The latest version of AlphaFold has opened numerous possibilities in various fields of biology. With a more efficient and inexpensive way to identify new protein structures and determine their functions, scientists can use AlphaFold for faster drug development as new diseases are being rapidly discovered. “This is a problem that I was beginning to think would not get solved in my lifetime,” stated Janet Thornton, a structural biologist at the European Bioinformatics Institute and a past CASP assessor. Thornton hopes that with AlphaFold, scientists will be able to identify the functions of thousands of proteins and gene variations of these proteins that cause genetic disorders. As for environmental science, AlphaFold can search for enzymes that decompose industrial waste, which may lead to the development of potential solutions for pollution, such as genetically modifying bacteria to synthesize these enzymes.
AlphaFold may even provide future pandemic solutions by providing a more comprehensive understanding of novel viruses by identifying their proteins. DeepMind’s group of researchers have already used AlphaFold to combat the current COVID-19 pandemic by predicting six proteins of the SARS-CoV-2 virus. AlphaFold demonstrated especially accurate predictions for the structure of two SARS-CoV-2 proteins known as ORF3a and OFR8, whose respective functions are promoting cell death and immune system bypassing.

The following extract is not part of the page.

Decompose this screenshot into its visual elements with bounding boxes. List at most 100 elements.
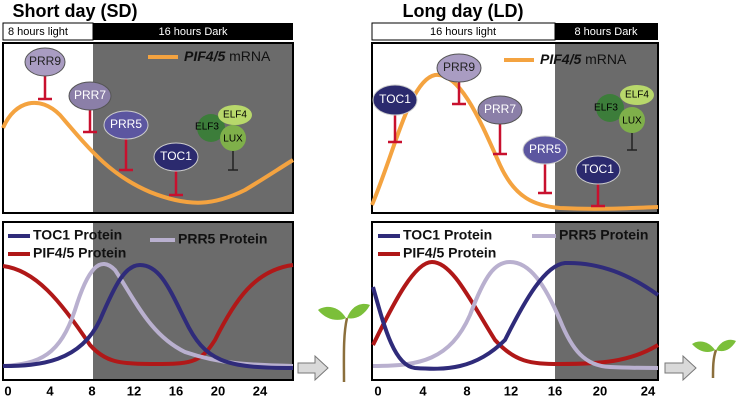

AlphaFold has solved a 50-year-old protein structure prediction problem, and its potential in diverse areas like drug development, industrial waste reduction, and pandemic response not only shows how significant proteins are but what AI is capable of in the life sciences. As one of the first AI networks developed to aid our understanding of how proteins work, AlphaFold will become part of the bridge that branches our knowledge of biology into the new developing field of AI and life-like machines. For Stuyvesant students, this can not only be an exciting new achievement to follow and keep up to date with but also become an inspiration for new interdisciplinary projects and ideas connecting these two fields to expand our scientific expertise. As a more accessible, cheaper means of scientific research, AlphaFold opens up endless opportunities for young STEM students and the global scientific community to continue studying proteins as the essential units of our body and as a future solution to tackle medical, environmental, and various scientific world issues.